The water in the bottom of the test chamber is heated to generate hot vapor.
The vapor mixes with air and fills the chamber, creating 100% relative humidity.
Because the test panels are the actual roof of the test chamber, the panels are cooled down by the room air on the outer sides.
The resulting temperature difference causes the vapor to condense on the underside of the panels. This condensate is distilled water, which is saturated with dissolved oxygen. A small amount of water vapor escapes through vapor diffusion channels on each side of the QCT unit. Air continually replaces the escaping water vapor, standardizing the proportions of the air mixture.

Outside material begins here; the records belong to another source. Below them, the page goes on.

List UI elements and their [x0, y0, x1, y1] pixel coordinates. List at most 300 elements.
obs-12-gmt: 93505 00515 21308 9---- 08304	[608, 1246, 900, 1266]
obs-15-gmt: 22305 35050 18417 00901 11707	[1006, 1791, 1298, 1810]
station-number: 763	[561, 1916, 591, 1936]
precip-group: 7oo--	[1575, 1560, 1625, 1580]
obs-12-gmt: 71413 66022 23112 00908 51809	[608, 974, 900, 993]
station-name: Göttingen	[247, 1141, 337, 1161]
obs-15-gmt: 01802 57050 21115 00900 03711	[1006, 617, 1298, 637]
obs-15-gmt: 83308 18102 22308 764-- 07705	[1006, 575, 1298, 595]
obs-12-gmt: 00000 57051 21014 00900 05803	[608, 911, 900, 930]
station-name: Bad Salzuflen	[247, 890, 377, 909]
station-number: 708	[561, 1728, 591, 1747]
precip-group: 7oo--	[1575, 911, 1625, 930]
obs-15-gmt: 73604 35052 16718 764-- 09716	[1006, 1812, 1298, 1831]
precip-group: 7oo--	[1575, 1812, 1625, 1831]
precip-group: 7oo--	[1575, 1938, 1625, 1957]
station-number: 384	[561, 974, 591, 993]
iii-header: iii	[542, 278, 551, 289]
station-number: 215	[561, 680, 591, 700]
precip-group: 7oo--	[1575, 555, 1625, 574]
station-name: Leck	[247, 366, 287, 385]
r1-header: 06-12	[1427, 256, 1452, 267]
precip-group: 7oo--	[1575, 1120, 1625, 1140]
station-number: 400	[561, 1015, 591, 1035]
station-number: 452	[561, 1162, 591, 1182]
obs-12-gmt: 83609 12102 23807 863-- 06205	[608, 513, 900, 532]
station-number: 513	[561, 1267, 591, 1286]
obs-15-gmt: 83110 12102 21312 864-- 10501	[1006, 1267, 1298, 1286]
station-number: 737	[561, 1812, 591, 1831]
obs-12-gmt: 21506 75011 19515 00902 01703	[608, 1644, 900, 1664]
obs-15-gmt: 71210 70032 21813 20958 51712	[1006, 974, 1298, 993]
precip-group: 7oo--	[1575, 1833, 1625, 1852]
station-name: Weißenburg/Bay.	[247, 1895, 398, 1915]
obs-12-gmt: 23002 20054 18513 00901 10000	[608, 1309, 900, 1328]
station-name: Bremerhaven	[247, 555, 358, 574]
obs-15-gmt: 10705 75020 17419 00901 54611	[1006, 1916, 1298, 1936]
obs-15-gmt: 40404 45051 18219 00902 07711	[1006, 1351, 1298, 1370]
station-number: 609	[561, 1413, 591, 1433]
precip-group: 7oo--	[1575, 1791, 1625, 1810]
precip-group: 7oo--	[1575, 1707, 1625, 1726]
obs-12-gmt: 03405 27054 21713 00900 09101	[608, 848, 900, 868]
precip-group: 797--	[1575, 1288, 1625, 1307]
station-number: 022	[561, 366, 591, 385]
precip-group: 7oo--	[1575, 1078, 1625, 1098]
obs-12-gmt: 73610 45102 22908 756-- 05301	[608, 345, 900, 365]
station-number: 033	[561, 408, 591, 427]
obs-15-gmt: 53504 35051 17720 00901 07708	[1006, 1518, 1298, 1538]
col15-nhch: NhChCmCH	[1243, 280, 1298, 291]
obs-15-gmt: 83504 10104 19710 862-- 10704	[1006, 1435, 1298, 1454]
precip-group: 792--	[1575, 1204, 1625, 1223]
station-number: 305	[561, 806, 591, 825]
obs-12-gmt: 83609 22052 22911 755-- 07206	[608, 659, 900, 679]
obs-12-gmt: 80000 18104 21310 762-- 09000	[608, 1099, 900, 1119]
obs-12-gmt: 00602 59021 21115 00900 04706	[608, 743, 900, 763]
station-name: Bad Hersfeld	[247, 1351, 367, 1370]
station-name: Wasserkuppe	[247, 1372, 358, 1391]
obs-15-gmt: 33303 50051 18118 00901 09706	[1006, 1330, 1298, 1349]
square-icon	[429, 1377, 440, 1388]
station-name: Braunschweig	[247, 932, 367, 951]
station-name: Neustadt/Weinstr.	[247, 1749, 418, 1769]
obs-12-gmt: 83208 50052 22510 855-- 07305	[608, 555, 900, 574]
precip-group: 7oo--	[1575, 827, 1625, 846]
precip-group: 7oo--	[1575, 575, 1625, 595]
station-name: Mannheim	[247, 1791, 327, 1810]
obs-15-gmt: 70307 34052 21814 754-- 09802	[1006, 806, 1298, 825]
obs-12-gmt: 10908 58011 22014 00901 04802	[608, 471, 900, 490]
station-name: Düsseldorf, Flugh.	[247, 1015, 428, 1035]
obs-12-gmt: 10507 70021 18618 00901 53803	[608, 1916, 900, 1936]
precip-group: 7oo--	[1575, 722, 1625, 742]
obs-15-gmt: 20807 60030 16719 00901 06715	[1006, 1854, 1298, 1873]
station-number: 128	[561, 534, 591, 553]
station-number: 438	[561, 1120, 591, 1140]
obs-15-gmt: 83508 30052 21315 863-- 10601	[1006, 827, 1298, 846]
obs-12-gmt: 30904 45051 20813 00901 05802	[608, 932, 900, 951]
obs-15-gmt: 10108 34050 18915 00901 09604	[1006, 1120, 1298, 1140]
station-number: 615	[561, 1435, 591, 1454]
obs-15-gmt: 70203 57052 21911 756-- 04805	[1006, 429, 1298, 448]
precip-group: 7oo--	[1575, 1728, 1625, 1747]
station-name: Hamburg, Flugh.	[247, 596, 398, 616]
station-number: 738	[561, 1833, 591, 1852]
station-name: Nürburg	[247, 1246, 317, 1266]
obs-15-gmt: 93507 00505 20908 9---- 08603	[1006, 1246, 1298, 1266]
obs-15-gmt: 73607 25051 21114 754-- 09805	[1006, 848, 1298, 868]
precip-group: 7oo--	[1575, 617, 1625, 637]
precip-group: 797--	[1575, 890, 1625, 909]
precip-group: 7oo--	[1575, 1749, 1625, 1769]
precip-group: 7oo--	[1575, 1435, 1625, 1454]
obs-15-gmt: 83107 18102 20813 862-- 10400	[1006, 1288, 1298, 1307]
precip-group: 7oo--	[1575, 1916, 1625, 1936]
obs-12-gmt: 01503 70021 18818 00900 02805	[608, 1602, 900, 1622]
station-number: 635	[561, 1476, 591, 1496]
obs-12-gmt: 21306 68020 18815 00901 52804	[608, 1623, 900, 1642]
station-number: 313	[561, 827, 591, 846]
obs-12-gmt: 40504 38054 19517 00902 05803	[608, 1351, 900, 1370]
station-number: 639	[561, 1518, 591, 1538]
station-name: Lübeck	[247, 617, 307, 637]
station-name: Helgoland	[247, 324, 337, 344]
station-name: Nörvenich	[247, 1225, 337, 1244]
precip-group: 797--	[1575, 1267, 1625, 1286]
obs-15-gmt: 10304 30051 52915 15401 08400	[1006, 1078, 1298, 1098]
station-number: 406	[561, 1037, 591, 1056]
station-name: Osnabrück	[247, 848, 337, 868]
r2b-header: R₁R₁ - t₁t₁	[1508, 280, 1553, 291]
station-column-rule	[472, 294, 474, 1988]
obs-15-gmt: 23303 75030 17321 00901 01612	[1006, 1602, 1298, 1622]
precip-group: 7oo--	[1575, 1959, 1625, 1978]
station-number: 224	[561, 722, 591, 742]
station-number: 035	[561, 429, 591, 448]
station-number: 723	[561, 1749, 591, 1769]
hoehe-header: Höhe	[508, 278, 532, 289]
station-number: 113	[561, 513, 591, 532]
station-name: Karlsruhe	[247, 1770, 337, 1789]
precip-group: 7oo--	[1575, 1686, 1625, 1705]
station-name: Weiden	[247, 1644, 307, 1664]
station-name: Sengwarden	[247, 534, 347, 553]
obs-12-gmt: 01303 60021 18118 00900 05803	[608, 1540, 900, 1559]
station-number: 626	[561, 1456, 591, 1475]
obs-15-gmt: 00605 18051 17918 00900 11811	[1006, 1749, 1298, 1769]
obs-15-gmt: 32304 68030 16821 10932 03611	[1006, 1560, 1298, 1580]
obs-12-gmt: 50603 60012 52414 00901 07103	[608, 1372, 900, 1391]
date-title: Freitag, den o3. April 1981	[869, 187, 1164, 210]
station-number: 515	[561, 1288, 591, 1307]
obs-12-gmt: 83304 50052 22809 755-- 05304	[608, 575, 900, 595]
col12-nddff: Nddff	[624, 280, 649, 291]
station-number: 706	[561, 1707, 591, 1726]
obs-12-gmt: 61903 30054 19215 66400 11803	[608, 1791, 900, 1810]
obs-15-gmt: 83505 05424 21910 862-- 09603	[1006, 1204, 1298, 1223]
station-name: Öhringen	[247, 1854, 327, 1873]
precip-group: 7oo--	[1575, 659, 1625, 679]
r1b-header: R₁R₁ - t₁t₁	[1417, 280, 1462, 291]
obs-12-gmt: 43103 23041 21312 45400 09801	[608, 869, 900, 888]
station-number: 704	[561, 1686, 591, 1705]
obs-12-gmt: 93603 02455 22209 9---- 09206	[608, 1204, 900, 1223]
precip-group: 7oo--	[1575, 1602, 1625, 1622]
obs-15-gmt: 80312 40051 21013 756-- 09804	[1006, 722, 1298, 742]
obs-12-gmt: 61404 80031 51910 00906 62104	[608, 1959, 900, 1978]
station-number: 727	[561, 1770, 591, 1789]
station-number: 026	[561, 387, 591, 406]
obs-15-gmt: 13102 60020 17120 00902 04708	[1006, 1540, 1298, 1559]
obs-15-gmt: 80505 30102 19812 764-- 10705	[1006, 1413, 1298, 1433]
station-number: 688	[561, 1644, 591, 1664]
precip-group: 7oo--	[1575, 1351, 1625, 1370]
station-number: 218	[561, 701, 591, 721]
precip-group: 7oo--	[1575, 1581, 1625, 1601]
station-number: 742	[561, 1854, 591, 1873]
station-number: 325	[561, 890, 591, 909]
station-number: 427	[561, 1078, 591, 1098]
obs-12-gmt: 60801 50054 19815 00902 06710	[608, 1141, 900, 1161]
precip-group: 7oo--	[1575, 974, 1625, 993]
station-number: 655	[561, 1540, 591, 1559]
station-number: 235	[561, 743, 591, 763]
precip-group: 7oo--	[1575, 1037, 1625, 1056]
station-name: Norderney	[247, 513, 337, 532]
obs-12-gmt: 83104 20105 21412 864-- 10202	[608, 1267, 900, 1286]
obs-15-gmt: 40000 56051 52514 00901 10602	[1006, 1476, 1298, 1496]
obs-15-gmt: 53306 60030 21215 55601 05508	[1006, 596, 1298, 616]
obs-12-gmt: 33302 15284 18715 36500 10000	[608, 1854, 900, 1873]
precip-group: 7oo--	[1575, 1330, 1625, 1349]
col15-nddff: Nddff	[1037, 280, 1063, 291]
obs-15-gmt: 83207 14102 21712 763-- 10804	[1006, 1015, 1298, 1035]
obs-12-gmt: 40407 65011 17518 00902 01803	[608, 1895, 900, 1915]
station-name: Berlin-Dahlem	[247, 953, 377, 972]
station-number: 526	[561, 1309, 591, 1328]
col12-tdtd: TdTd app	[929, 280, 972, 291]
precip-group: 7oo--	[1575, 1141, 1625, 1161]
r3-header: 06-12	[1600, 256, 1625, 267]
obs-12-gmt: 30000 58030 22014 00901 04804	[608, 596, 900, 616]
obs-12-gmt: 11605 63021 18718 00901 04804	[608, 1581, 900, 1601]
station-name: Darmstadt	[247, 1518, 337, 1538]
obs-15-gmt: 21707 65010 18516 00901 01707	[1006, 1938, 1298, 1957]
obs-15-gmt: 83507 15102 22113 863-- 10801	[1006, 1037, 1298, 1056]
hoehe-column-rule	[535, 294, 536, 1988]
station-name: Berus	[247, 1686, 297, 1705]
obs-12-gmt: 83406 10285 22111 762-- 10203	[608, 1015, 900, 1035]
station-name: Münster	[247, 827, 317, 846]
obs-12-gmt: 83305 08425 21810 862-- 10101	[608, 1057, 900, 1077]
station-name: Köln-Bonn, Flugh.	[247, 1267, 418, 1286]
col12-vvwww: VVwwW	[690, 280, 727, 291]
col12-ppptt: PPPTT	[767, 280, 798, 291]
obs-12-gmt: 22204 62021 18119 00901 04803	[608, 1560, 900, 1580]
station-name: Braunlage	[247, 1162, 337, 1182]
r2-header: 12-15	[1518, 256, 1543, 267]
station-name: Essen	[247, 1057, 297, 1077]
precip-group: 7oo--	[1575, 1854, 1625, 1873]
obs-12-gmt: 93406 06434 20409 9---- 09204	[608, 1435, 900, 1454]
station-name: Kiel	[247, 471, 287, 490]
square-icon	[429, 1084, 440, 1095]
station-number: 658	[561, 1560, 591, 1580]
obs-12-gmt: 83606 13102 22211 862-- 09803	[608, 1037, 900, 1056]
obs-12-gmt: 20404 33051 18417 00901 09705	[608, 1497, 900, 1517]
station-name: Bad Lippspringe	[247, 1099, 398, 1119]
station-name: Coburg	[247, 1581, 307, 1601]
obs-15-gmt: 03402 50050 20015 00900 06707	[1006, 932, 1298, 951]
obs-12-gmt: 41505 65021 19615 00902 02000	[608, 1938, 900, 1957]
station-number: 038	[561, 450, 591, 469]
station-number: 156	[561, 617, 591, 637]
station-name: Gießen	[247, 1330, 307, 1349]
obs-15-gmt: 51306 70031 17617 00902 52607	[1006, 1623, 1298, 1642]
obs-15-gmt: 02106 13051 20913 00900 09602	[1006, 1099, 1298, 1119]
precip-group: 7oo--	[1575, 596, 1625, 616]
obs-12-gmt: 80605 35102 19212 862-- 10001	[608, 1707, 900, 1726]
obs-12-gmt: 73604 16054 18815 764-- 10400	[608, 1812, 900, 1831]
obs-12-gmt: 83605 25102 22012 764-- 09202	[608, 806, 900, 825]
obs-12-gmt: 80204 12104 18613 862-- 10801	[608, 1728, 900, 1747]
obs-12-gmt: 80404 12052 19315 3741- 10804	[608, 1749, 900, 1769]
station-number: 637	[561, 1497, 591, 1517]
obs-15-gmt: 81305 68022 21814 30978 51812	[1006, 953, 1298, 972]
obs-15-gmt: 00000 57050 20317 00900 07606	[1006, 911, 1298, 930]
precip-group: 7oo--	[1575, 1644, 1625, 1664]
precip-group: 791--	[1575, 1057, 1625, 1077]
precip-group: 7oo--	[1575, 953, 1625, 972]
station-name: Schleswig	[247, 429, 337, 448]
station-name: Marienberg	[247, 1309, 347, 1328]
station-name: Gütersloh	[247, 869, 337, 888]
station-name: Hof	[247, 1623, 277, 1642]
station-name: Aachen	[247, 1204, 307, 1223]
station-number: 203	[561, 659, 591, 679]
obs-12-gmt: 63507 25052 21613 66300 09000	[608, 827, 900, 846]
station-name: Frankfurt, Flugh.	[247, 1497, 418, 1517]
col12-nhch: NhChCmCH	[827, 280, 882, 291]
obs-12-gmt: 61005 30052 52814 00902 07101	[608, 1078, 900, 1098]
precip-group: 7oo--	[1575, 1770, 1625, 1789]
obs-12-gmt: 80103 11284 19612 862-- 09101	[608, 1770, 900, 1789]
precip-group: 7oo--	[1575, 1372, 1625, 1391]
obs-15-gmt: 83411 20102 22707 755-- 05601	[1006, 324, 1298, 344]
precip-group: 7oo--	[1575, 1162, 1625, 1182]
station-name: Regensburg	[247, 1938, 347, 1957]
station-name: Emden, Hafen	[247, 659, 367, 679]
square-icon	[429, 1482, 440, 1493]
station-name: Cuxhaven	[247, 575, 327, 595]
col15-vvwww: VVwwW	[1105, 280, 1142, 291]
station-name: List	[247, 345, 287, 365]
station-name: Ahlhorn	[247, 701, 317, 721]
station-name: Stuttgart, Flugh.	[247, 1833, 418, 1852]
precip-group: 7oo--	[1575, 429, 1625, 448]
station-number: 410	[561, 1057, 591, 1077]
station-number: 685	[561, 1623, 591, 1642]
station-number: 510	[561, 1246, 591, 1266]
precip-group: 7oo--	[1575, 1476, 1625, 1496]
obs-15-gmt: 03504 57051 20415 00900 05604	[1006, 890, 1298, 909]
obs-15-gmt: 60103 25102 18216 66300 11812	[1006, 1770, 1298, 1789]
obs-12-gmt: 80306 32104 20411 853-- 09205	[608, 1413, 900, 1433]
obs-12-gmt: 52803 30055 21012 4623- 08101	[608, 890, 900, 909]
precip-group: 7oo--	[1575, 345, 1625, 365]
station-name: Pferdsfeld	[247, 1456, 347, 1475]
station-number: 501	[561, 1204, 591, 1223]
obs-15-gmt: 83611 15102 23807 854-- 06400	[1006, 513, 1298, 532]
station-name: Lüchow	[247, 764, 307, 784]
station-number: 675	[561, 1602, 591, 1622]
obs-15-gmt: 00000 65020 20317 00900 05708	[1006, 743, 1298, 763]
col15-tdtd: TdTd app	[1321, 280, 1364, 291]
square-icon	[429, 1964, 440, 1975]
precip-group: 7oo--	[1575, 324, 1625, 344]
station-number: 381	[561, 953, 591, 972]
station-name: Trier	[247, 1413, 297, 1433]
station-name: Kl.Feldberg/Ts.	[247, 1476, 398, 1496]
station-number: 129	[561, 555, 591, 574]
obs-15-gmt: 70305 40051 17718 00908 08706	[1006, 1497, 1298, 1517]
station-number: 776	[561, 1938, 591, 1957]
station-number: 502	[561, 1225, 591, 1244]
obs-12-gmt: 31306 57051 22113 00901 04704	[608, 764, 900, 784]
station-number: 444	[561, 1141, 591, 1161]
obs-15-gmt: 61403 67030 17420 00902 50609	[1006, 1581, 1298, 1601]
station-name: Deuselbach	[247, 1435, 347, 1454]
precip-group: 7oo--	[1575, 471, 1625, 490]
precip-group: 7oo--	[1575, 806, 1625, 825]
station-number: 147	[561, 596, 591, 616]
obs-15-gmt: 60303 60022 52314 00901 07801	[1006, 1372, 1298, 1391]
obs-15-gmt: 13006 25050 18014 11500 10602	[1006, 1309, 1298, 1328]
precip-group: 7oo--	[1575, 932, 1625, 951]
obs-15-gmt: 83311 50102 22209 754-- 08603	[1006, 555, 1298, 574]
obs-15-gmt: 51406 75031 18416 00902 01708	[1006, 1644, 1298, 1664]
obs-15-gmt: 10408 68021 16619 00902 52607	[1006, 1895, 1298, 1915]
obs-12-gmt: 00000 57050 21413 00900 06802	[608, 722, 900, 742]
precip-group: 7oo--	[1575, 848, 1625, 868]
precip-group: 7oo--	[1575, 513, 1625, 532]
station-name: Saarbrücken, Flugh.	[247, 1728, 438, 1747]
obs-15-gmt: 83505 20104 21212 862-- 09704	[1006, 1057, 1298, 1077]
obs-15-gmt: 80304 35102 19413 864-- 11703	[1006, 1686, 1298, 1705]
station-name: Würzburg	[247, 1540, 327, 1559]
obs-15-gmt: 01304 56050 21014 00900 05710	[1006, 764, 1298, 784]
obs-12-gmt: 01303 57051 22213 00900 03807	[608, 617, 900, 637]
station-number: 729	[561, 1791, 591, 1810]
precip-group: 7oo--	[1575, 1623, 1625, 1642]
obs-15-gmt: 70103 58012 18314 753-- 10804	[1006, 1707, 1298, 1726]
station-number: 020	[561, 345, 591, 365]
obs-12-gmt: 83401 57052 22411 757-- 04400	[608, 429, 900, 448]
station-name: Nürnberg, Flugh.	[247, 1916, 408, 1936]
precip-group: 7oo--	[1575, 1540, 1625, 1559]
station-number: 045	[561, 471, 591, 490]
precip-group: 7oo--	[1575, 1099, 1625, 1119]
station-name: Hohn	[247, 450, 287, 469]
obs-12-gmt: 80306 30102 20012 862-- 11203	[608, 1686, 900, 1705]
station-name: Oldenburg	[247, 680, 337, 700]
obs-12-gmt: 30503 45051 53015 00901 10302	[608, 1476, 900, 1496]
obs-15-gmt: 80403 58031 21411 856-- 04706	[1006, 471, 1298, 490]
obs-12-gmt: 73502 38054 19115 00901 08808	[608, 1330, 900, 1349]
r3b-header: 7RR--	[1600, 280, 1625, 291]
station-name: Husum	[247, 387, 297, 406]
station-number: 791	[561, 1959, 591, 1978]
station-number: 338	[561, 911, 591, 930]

Condensation occurs first as microscopic droplets. They coalesce into larger and larger drops until they finally run off. Under constant conditions, this droplet cycle will repeat, providing an excess of condensate to the test surface. Constant condensation develops strong osmotic pressure across a coating, tending to pull pressure into the coating. Drying off the test specimen relieves this pressure. One hour of drying will remove most of the water from a 23-hour condensation cycle. These dry-off periods are representative of many service conditions. Transition back and forth from wet to dry is much more important than the length of dry-off time. When a material is dry, very little deterioration occurs. A drying time of one to two hours is usually enough for cyclic operation.
The QCT tester accelerates outdoor moisture attack, because it supplies controlled amounts of “aggressive water” to the test surface under temperature-controlled, cyclic or constant conditions.